Individual Submission Summary
Share...

Direct link:

Partially-sighted Cyborgs: debunking myths, exposing the truth

Thu, August 30, 4:00 to 5:30pm, ICC, E5.10

Abstract

New Materialism acknowledges agency in all facets of disability: material embodiment, lived experience, discourse, and social barriers to participation. New Materialism facilitates vision impaired researchers’ immersion in our research, acknowledging the varied reality of our non-normative modes of seeing and experiencing the world.

My research examines representations of albinism in speculative fiction. Speculative fiction tends to omit vision impairment as part of albinism and, therefore, usually omits existing disability access technologies or misrepresents these technologies. Side-effects of these representations include reinforcing misconceptions while failing to educate the public about vision impairment, the capabilities of vision impaired people and existing disability access.

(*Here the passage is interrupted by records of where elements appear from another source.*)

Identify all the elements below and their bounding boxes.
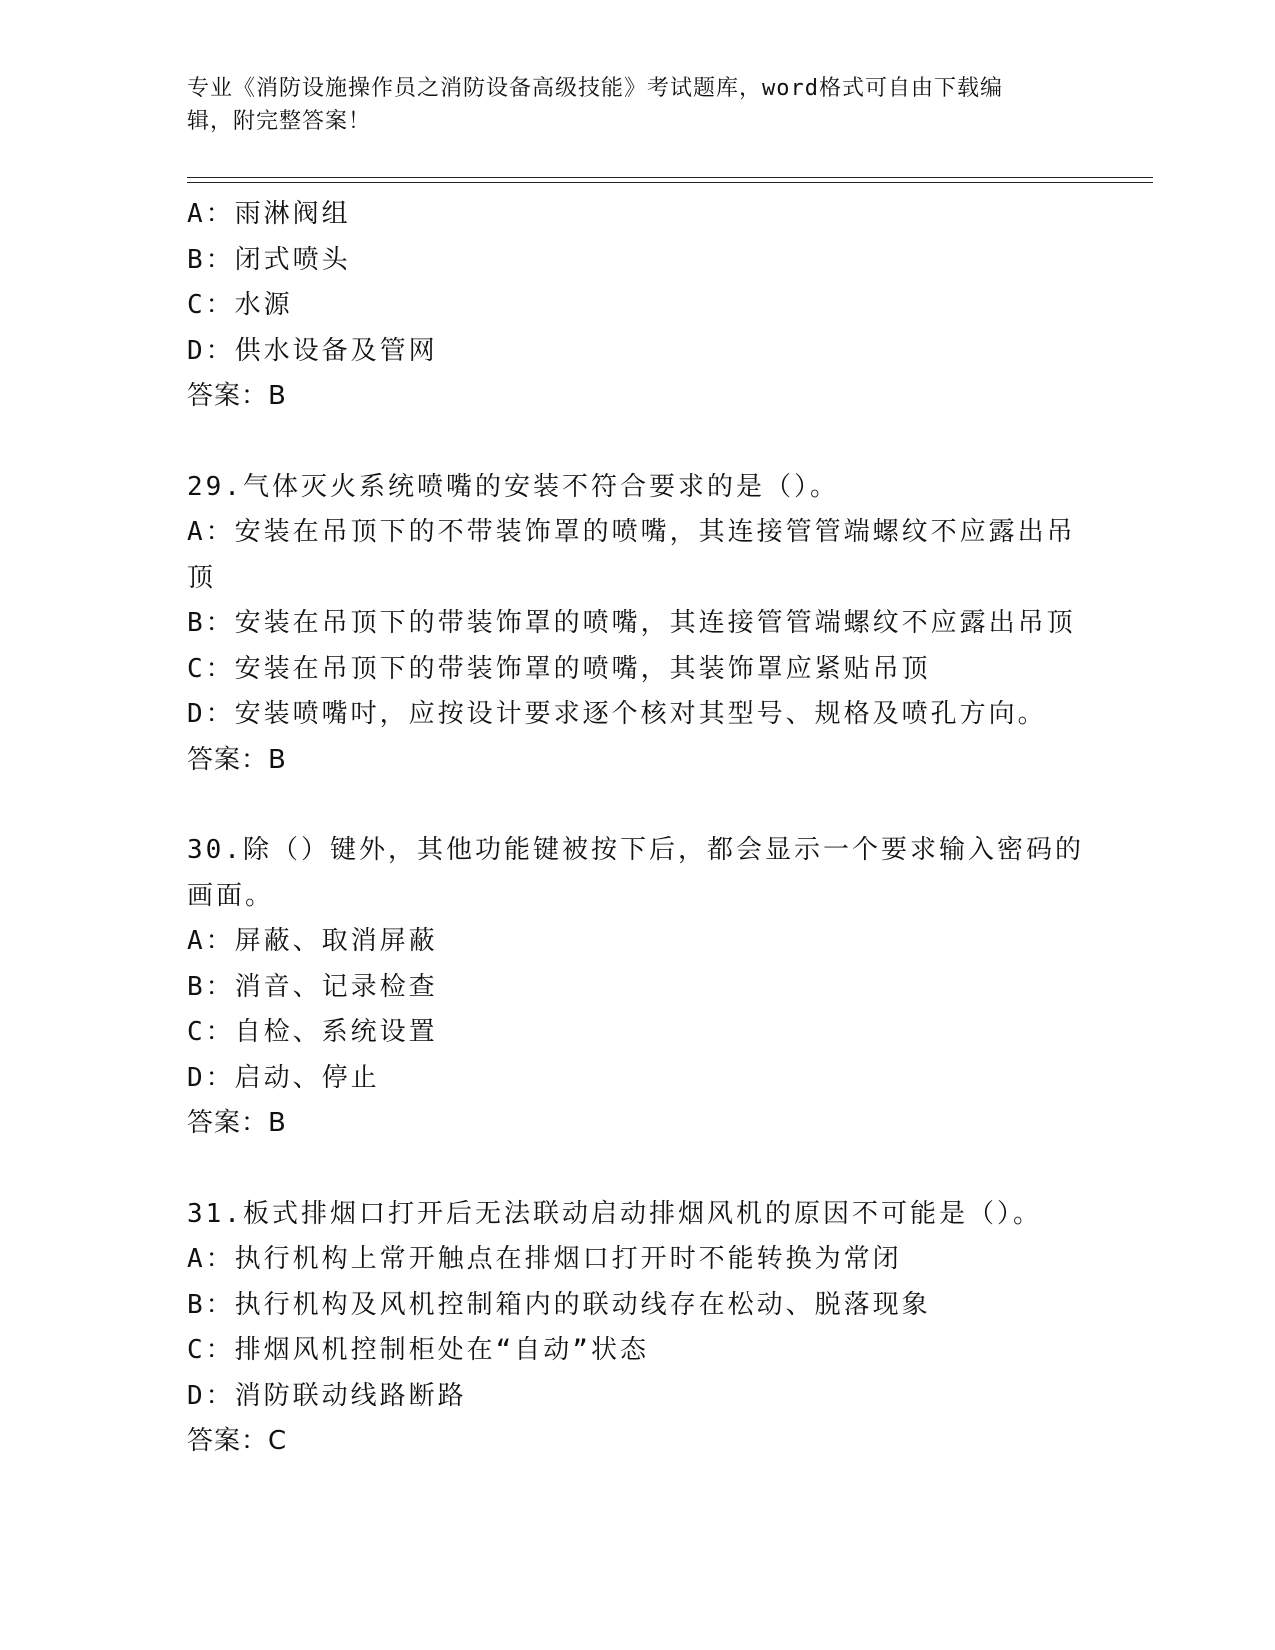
option-b: B：闭式喷头 xyxy=(187,244,351,275)
option-a: A：执行机构上常开触点在排烟口打开时不能转换为常闭 xyxy=(187,1244,902,1274)
option-c: C：安装在吊顶下的带装饰罩的喷嘴，其装饰罩应紧贴吊顶 xyxy=(187,653,931,684)
option-c: C：自检、系统设置 xyxy=(187,1017,438,1047)
answer: 答案：B xyxy=(187,1108,287,1138)
question-30 xyxy=(187,828,1087,1147)
option-b: B：消音、记录检查 xyxy=(187,971,438,1002)
answer: 答案：B xyxy=(187,744,287,775)
option-a-continued: 顶 xyxy=(187,562,217,593)
question-spacer xyxy=(187,783,1087,828)
option-b: B：安装在吊顶下的带装饰罩的喷嘴，其连接管管端螺纹不应露出吊顶 xyxy=(187,608,1076,638)
document-header xyxy=(187,72,1067,138)
option-a: A：安装在吊顶下的不带装饰罩的喷嘴，其连接管管端螺纹不应露出吊 xyxy=(187,517,1076,547)
option-d: D：供水设备及管网 xyxy=(187,335,438,366)
header-divider-bottom xyxy=(187,182,1153,183)
question-29 xyxy=(187,465,1087,784)
question-spacer xyxy=(187,1147,1087,1192)
question-stem: 30.除（）键外，其他功能键被按下后，都会显示一个要求输入密码的 xyxy=(187,835,1084,865)
question-list xyxy=(187,192,1087,1465)
question-31 xyxy=(187,1192,1087,1465)
answer: 答案：C xyxy=(187,1426,288,1456)
answer: 答案：B xyxy=(187,381,287,411)
header-line-2: 辑，附完整答案！ xyxy=(187,109,372,134)
option-b: B：执行机构及风机控制箱内的联动线存在松动、脱落现象 xyxy=(187,1289,931,1320)
option-d: D：启动、停止 xyxy=(187,1062,380,1093)
question-stem: 31.板式排烟口打开后无法联动启动排烟风机的原因不可能是（）。 xyxy=(187,1198,1042,1229)
option-c: C：排烟风机控制柜处在“自动”状态 xyxy=(187,1335,649,1365)
header-divider-top xyxy=(187,177,1153,178)
option-a: A：雨淋阀组 xyxy=(187,199,351,229)
option-c: C：水源 xyxy=(187,290,293,320)
question-28 xyxy=(187,192,1087,420)
option-d: D：安装喷嘴吋，应按设计要求逐个核对其型号、规格及喷孔方向。 xyxy=(187,699,1047,729)
option-d: D：消防联动线路断路 xyxy=(187,1380,467,1411)
question-stem-continued: 画面。 xyxy=(187,880,275,911)
question-stem: 29.气体灭火系统喷嘴的安装不符合要求的是（）。 xyxy=(187,471,839,502)
header-line-1: 专业《消防设施操作员之消防设备高级技能》考试题库，word格式可自由下载编 xyxy=(187,76,1003,101)
question-spacer xyxy=(187,420,1087,465)
option-a: A：屏蔽、取消屏蔽 xyxy=(187,926,438,956)
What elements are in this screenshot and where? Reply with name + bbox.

When speculative fiction and current technological advances engage with vision impairment, these representative events inspire interesting and, often, unrealistic ideas in the public. These ideas are often based on disability academic David Bolt’s ‘ocularcentric social aesthetic’ (sight is considered the primary and essential sense) or on the infallibility of science (e.g. ‘Why don’t you have surgery to fix your eyesight/get bionic eyes/use echolocation?’). Publicity around current developments of bionic eyes seems to have inspired the public to believe Jordi La Forge’s (a character in Star Trek: The Next Generation) bionic eyes have arrived, and Daredevil implies that vision impaired people can use echolocation for parkour without peril.

Vision impaired people are neither as super-powered as Daredevil nor as incompetent as the ocularcentric social aesthetic assumes. Disability access exists, facilitating our participation in education, employment and society, but it is more complicated than ‘normative’ knowledge aggregates allow.